自作素材が増えてきたら、試作用、完成版、公開予定などの状態別フォルダを作るのも便利です。
| 分類 | 入れる素材 | 使う場面 |
|---|---|---|
| 背景 | 部屋や建物 | 漫画のコマ |
| 小物 | 道具や家具 | 手元の作画 |
| 人物 | キャラクター | ポーズ確認 |
| 試作 | 調整中素材 | 動作確認 |
漫画用アングルを作る
3Dオブジェクト素材は、カメラアングルやレイアウトを用意しておくと、漫画制作で使い回しやすくなります。
たとえば、教室、部屋、机まわりなどは、正面、斜め、俯瞰、あおりのアングルを作っておくと構図決めが速くなります。
毎回カメラを調整するよりも、よく使う構図を事前に登録しておくほうが制作時間を短縮できます。
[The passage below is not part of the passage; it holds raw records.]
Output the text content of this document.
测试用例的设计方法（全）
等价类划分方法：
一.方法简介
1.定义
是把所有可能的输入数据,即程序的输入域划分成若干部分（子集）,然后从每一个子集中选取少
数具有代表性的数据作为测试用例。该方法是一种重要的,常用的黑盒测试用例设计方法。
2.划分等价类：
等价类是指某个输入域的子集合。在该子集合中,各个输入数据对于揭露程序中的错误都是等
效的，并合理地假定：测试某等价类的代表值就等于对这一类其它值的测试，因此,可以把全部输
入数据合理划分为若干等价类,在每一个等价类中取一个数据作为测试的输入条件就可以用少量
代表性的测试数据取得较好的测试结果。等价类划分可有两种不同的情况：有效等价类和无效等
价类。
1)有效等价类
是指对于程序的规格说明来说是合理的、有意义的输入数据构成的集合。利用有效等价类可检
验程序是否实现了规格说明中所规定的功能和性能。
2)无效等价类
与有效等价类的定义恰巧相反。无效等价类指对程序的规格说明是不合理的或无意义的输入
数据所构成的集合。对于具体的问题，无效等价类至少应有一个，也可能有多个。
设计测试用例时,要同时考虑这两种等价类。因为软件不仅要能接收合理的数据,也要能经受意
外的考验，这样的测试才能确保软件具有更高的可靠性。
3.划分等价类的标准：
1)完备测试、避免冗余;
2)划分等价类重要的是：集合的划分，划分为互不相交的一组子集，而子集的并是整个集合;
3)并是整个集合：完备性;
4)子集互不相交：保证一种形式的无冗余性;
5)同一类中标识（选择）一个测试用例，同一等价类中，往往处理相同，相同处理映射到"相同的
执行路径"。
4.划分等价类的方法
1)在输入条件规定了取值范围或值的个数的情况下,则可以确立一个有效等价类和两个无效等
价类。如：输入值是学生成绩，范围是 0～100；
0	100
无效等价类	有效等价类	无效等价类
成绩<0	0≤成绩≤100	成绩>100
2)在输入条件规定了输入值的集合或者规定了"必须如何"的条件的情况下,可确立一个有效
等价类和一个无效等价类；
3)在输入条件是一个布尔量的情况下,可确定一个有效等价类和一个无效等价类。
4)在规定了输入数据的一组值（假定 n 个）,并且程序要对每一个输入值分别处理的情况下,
作画補助としての実用性を高めるなら、見栄えの良いサムネイルよりも、制作中に呼び出しやすい角度を優先しましょう。
ASSETS公開は権利を確認する
自作した3D素材を公開したい場合は、モデル、テクスチャ、元データ、参考素材の利用条件を必ず確認する必要があります。
自分でセットアップした素材であっても、元モデルやテクスチャが他者制作物であれば、配布できない場合があります。
公開前には、商用利用、再配布、改変配布、クレジット表記の条件を分けて確認しましょう。
- 元モデルの配布条件
- テクスチャの利用条件
- 商用利用の可否
- 改変素材の公開可否
- クレジット表記の要否
自作3D素材を描画補助に変えるなら流れで覚える
クリスタモデラーの使い方は、細かい機能名から覚えるよりも、3DデータをPAINT用素材に変える流れとして覚えるほうが理解しやすくなります。
まずは小物や背景などの3Dオブジェクトを読み込み、素材名、サイズ、サムネイル、登録先を整えるところから始めましょう。
キャラクター素材に進む場合は、見た目だけでなく、ボーン、標準ボーンマッピング、表情やパーツ構成を確認する必要があります。
テクスチャの場所、モデルのスケール、ポリゴン量を事前に整えておくと、読み込み後のトラブルを避けやすくなります。
登録後はPAINTで実際に配置し、サイズ、向き、アングル、可動状態を確認して、作画中に使いやすい素材へ調整しましょう。
クリスタモデラーは単体で完結するツールではなく、CLIP STUDIO PAINTでの作画を助けるための準備ツールとして使うと、役割がはっきりします。